In her lecture as recipient of the 1993 Nobel Prize in Literature, Toni Morrison said it is language -- "in its reach toward the ineffable" -- that allows us to make sense of our existence.
"We die. That may be the meaning of life," said Ms. Morrison, who became the first black woman to win the world's most prestigious literary award in October. "But we do language. That may be the measure of our lives."
Ms. Morrison's prize may be the best measure of what happened in books in 1993, a watershed year not only for the author of powerful, lyrical novels such as "Jazz" and "Beloved" but for other multicultural writers as well.
Maya Angelou became the first poet since Robert Frost in 1961 to write a verse and deliver it at a presidential inauguration. Her ringing, celebratory poem, "On the Pulse of the Morning," continued to resonate when it was published in book form and became a best seller -- along with her most recent book, a collection of essays called "Wouldn't Take Nothing for My Journey Now" and the paperback "I Know Why the Caged Bird Sings," memoirs about her childhood and adolescence originally published in 1970.
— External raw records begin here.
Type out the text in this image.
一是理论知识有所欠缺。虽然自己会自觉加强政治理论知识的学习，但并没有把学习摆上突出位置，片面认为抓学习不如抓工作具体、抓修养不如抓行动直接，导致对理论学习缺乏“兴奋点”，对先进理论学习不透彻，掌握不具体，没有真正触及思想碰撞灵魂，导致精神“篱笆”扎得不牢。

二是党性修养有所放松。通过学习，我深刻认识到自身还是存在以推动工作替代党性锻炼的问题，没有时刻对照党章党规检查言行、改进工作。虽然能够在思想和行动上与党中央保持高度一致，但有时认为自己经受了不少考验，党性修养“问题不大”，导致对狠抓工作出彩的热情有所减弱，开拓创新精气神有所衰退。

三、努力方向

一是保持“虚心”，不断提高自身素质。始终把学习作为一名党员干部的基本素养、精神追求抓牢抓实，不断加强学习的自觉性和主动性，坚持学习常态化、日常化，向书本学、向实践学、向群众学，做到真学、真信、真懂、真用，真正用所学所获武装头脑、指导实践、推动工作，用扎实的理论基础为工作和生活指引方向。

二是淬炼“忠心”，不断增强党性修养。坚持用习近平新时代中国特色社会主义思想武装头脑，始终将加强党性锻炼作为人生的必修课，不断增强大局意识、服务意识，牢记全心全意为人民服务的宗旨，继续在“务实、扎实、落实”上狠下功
Another success was Laura Equivel's "Like Water for Chocolate," a novel about food, love, magic and family that spent a good part of the year on best-seller lists. Originally published in the author's native Mexico, the novel spawned a movie that became one of the most successful foreign-language films ever.
Also praised were Ana Castillo's "So Far From God," a novel of magical realism set in New Mexico; Fae Myenne Ng's "Bone," a novel about youth in San Francisco's Chinatown; and Sherman Alexie's "The Lone Ranger and Tonto Fistfight in Heaven," a short-story collection by a young American-Indian poet and prose writer set on the reservation.
Words passing from the page to the screen was another big trend. "The Joy Luck Club," Amy Tan's 1989 novel about Chinese mothers and their American daughters, was transformed into a moving, evocative film by director Wayne Wang. Edith Wharton's "The Age of Innocence" inspired Martin Scorsese's film; the movie, in turn, boosted the book onto best-seller lists -- more than a half century after the author's death.
British novelist Kazuo Ishiguro's award-winning 1989 novel, "The Remains of the Day," was adapted by director James Ivory and screenwriter-novelist Ruth Prawer Jhabvala, and several stories by the late Raymond Carver were transformed by Robert Altman into "Short Cuts."
Perhaps the most deeply reverential translation is "Schindler's List," Steven Spielberg's adaptation of the novel about the Holocaust by the Australian writer Thomas Keneally.